Genome Location Dictates the Transcriptional Response to PolC Inhibition in Clostridium difficile
Antimicrob Agents Chemother 2019 Jan 29;63(2):e01363-18.PMID:30455241DOI:10.1128/AAC.01363-18.
Clostridium difficile is a potentially lethal gut pathogen that causes nosocomial and community-acquired infections. Limited treatment options and reports of reduced susceptibility to current treatment emphasize the necessity for novel antimicrobials. The DNA polymerase of Gram-positive organisms is an attractive target for the development of antimicrobials. ACX-362E [N2-(3,4-dichlorobenzyl)-7-(2-[1-morpholinyl]ethyl)guanine; MorE-DCBG] is a DNA polymerase inhibitor in preclinical development as a novel therapeutic against C. difficile infection. This synthetic purine shows preferential activity against C. difficile PolC over those of other organisms in vitro and is effective in an animal model of C. difficile infection. In this study, we have determined its efficacy against a large collection of clinical isolates. At concentrations below the MIC, the presumed slowing (or stalling) of replication forks due to ACX-362E leads to a growth defect.

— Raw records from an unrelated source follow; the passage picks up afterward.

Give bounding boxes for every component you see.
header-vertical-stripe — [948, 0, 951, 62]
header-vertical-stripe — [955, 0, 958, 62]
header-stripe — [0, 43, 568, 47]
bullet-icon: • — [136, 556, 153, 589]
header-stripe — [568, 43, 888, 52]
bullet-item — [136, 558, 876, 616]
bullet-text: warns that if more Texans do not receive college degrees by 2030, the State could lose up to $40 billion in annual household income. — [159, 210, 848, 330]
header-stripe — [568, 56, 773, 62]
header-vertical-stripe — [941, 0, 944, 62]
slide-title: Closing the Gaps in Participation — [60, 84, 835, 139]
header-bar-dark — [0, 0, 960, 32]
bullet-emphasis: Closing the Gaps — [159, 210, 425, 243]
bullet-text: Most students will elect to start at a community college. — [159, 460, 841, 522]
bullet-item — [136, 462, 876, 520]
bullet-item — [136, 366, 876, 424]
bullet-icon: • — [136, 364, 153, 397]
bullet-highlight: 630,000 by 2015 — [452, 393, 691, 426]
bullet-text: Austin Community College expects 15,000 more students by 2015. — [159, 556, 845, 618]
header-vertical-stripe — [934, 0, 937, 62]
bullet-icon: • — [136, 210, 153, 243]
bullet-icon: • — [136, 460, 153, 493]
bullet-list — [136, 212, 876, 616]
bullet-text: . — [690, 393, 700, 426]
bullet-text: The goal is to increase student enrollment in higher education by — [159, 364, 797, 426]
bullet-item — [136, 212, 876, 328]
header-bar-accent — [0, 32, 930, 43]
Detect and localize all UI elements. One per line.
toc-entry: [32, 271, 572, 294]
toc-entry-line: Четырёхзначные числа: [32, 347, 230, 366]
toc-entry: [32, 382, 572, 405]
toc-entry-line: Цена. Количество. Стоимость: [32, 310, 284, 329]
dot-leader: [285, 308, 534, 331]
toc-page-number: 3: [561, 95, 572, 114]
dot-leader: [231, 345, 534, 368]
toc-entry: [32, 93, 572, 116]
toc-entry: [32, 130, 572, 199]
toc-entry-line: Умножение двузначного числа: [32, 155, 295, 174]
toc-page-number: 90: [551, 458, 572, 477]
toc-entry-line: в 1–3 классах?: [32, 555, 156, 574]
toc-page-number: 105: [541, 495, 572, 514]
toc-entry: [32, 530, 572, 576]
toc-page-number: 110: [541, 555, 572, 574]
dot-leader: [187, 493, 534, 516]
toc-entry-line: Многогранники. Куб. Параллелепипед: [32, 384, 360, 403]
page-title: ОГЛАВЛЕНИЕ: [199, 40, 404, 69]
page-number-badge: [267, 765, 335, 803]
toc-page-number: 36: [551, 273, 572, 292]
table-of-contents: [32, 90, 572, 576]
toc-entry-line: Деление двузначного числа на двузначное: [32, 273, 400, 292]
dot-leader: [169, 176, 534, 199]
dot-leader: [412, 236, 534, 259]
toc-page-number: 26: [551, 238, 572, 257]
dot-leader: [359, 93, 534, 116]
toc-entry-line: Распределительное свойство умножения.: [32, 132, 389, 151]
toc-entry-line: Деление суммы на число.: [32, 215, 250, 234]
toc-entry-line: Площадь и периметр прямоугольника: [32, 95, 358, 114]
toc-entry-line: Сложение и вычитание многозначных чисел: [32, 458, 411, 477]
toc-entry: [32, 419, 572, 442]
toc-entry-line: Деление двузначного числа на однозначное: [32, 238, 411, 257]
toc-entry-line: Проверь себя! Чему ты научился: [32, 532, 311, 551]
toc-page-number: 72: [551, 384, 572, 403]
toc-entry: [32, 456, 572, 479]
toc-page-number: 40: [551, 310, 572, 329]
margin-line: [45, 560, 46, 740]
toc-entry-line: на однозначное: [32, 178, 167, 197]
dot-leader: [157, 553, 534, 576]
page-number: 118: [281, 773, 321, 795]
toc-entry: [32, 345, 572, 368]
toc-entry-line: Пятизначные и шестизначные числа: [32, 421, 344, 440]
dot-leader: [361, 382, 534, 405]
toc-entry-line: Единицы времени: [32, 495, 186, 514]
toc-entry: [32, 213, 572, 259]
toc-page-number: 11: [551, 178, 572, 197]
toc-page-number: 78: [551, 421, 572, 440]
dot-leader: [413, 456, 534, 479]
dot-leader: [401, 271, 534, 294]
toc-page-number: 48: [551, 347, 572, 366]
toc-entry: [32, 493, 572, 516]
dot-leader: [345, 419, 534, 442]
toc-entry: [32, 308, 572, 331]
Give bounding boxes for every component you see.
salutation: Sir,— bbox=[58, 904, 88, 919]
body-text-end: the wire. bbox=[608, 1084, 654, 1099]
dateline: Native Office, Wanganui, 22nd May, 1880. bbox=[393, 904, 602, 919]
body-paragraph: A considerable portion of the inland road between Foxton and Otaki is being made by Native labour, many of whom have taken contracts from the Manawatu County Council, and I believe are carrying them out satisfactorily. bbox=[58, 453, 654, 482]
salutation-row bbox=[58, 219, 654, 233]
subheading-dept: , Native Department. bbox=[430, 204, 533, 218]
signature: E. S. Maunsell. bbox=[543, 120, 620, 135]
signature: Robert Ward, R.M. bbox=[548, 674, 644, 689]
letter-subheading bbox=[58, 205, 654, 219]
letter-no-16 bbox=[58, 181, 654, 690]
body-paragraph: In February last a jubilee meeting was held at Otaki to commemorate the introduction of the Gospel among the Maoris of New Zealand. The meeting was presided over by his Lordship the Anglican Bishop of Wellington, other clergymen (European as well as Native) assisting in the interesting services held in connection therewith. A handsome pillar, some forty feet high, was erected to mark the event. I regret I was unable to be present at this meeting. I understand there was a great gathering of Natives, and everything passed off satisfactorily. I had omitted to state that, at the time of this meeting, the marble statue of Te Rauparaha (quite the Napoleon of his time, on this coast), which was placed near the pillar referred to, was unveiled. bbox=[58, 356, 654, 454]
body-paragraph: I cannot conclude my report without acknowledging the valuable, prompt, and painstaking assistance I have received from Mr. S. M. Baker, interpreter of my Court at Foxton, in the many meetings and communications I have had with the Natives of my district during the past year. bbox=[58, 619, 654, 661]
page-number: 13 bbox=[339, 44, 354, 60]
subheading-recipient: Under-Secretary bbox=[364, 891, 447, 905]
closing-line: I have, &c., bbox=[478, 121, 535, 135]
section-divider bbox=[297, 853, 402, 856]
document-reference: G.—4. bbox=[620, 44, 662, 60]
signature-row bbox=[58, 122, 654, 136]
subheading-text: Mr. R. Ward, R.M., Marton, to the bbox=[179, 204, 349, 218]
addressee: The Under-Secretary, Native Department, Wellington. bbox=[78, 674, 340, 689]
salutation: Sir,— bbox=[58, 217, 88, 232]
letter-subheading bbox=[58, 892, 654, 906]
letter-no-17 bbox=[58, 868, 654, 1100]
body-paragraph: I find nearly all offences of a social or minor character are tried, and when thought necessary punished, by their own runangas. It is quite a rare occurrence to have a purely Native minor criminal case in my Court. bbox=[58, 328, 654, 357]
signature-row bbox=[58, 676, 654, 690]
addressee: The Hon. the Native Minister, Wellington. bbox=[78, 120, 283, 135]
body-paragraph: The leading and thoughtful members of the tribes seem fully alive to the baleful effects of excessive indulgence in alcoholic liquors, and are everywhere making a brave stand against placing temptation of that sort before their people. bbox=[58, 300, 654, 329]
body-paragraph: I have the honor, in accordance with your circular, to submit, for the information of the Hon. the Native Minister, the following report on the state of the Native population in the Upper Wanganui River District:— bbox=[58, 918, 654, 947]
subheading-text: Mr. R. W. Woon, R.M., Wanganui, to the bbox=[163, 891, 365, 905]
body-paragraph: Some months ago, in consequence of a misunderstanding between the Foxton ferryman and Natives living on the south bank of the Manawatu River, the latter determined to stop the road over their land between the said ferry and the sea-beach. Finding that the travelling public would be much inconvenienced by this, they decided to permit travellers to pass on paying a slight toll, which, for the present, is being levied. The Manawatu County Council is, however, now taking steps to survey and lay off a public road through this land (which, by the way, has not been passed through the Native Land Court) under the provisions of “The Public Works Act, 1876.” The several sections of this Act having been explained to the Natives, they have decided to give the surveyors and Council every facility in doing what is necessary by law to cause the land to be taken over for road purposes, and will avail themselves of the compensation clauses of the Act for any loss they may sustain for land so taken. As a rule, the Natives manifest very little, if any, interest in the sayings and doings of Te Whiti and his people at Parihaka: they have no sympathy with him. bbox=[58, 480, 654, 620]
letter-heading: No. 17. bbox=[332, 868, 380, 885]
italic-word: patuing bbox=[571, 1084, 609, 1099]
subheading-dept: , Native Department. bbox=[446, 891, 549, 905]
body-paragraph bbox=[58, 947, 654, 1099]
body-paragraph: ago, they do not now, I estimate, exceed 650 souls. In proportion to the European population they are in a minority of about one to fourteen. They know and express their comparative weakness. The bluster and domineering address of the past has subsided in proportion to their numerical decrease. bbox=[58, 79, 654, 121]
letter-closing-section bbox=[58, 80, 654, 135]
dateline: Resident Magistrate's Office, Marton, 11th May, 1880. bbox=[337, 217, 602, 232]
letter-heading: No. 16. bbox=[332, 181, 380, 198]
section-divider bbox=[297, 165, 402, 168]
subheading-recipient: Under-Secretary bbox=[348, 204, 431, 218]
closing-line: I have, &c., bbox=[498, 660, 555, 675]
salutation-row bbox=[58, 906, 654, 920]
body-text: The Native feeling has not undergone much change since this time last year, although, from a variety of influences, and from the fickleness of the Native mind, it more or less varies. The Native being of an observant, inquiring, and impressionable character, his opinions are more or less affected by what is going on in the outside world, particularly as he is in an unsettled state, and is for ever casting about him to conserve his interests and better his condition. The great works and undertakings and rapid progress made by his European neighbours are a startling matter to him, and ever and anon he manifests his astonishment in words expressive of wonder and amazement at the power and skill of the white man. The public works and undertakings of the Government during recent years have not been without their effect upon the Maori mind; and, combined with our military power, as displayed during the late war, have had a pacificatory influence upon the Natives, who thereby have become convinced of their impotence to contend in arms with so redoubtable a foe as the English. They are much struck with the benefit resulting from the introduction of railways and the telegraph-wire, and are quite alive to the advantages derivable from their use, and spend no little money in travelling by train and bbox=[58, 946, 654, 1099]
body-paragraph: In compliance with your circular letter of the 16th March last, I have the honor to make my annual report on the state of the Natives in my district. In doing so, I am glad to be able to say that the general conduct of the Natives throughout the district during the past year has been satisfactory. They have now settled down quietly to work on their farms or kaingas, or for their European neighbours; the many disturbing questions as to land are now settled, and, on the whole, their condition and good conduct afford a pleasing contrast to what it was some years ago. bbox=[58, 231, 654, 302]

We have determined the transcriptional response of C. difficile to replication inhibition and observed an overrepresentation of upregulated genes near the origin of replication in the presence of PolC inhibitors, but not when cells were subjected to subinhibitory concentrations of other antibiotics. This phenomenon can be explained by a gene dosage shift, as we observed a concomitant increase in the ratio between origin-proximal and terminus-proximal gene copy number upon exposure to PolC inhibitors. Moreover, we show that certain genes differentially regulated under PolC inhibition are controlled by the origin-proximal general stress response regulator sigma factor B. Together, these data suggest that genome location both directly and indirectly determines the transcriptional response to replication inhibition in C. difficile.